Lebih lanjut, dalam melakukan evaluasi terhadap penyelenggaraan SPKP sesuai ketentuan regulasinya harus memuat penerapan efesiensi dan efektivitas terutama dalam aspek pelayanan publik. Mengingat dilapangan banyak regulasi yang tidak diketahui masyarakat dan dinilai memberatkan nelayan maupun pelaku usaha perikanan.
"Setelah suatu peraturan diberlakukan maka rumusan pasal yang ada didalamnya dapat mengikat semua warga negaranya, dengan demikian dalam rangka melakukan revisi Permen KKP tersebut harus disosialisasikan dan dikonsultasilan bersama masyarakat terutama kelompok nelayan dan pelaku usaha perikanan," katanya.

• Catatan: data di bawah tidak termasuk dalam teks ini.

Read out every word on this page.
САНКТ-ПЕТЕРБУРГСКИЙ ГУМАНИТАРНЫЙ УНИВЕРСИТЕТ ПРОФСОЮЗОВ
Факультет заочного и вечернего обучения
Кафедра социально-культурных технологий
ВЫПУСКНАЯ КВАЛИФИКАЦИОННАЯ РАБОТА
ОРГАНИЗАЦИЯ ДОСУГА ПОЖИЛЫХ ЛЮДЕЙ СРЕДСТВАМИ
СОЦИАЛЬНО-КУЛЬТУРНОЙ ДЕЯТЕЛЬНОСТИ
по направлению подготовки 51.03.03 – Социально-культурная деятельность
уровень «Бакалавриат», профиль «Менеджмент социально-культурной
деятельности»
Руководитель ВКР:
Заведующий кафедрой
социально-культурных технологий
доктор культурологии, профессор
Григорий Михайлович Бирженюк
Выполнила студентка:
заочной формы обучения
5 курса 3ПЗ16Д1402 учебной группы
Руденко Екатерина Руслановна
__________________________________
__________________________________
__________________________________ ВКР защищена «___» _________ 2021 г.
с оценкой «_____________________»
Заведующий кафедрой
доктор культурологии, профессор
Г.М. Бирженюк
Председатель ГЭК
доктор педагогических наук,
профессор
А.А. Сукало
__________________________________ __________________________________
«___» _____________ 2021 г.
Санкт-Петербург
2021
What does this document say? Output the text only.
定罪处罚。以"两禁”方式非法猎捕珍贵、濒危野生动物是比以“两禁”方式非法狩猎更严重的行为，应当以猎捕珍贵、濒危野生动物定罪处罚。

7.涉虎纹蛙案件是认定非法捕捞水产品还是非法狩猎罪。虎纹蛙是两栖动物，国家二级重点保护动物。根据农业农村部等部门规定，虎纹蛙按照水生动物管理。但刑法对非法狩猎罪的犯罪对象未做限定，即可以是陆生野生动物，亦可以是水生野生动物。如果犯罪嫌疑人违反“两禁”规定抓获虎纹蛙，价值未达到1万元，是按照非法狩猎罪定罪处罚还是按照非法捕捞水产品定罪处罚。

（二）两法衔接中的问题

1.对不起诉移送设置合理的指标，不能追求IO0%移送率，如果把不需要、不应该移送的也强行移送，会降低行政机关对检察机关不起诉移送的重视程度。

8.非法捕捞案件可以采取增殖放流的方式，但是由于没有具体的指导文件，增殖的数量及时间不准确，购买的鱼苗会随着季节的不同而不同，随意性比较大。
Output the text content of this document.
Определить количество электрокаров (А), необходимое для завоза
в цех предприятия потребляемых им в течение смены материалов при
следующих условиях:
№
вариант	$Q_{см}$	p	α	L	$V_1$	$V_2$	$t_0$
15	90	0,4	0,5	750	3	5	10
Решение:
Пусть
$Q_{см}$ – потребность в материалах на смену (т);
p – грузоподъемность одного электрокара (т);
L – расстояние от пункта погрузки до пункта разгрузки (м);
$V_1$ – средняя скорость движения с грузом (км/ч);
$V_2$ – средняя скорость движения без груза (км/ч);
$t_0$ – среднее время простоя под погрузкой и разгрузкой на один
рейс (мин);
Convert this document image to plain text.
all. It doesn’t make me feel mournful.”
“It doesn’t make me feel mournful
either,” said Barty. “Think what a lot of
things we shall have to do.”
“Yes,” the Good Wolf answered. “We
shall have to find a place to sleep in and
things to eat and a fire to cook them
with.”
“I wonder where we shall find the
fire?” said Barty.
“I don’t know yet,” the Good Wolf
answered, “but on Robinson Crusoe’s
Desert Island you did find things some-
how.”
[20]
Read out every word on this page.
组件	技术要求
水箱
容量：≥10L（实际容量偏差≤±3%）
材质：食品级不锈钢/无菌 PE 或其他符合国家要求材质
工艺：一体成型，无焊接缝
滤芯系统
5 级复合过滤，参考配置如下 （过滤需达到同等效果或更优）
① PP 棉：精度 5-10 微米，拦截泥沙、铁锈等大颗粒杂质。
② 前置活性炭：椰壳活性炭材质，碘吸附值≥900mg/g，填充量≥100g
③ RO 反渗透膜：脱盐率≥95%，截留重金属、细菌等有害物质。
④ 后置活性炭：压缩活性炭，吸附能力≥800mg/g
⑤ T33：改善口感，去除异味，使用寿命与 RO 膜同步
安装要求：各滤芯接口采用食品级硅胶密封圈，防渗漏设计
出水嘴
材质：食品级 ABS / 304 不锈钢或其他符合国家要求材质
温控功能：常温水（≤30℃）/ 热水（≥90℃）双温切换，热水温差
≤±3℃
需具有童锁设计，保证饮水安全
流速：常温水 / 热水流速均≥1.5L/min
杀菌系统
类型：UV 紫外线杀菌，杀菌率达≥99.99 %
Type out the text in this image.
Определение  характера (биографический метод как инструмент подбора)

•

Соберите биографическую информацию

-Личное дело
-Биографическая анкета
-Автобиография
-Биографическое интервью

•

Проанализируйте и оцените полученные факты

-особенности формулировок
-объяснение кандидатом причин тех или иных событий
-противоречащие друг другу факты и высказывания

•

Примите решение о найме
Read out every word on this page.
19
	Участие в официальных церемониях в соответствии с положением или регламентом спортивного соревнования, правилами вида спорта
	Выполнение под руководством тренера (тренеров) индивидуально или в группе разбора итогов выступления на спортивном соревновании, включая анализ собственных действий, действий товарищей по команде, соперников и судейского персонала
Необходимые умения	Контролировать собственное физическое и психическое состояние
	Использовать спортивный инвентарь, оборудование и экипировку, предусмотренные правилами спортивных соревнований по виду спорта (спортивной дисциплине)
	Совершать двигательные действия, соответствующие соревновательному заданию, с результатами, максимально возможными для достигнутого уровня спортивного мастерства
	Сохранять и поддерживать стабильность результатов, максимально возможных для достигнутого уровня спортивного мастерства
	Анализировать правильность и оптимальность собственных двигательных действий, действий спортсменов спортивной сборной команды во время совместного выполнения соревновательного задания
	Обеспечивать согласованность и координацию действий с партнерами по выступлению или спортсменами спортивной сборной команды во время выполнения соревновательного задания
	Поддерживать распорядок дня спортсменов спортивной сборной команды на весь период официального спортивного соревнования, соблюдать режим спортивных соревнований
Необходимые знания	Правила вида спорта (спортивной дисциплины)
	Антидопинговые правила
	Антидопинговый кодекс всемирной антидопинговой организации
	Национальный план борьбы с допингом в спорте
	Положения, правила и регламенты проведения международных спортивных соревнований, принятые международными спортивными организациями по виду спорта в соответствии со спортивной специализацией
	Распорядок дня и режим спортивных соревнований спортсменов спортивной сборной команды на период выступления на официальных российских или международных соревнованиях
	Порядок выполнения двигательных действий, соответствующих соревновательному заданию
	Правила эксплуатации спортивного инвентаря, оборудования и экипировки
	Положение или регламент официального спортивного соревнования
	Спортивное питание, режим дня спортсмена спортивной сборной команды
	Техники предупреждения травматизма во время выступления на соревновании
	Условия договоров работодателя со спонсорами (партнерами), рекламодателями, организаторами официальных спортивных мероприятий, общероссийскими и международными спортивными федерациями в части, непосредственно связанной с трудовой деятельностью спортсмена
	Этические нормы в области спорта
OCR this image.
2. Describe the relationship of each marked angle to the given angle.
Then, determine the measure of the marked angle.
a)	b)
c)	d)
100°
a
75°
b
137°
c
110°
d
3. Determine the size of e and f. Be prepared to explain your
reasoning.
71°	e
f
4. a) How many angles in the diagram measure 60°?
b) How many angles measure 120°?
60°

Hery menjelaskan dalam menyelenggarakan pelayanan publik pihak penyedia jasa pelayanan berkewajiban menyelenggarakan pelayanan publik sesuai dengan tujuan pembentukannya. Pada Pasal 8 ayat 2 dan 3 UU no 25 Tahun 2009, Penyelenggaraan pelayanan publik sekurang-kurangnya meliputi : pelaksanaan pelayanan, pengelolaan pengaduan masyarakat, pengelolaan informasi, pengawasan internal, penyuluhan masyarakat, dan pelayanan konsultasi. Penyelenggara dan seluruh bagian organisasi penyelenggara harus bertanggungjawab atas ketidakmampuan, pelanggaran, dan kegagalan penyelenggaraan pelayanan.
Ombudsman RI pada tanggal 29 Nopember 2023 akan menyampaikan hasil kajian tentang Program Penangkapan Ikan Secara Terukur dengan mengundang kementerian/lembaga terkait Komisi IV DPR RI, pelaku usaha, nelayan dan lainnya.
"Hasil kajian ini dilakukan di 9 zona PIT se Indonesia dengan pendekatan FGD, survei opini publik dan tinjauan langsung ke pelabuhan perikanan di lokasi sampel. Sektor kelautan dan perikanan selama ini sedikit sekali laporan masyarakat, hal itu bukan menandakan sektor ini tidak ada masalah. Namun kelompok nelayan maupun pelaku usaha perikanan ini terbilang unik sebagai silent society/masyarakat yang diam. Faktor itu karena mereka banyak tidak paham kebijakan hingga banyak yang takut melapor. Nah ini mesti diberikan literasi dan konsultasi sehingga akan memudahkan penyusunan kebijakan dan implementasi pelayanan publik," pungkasnya.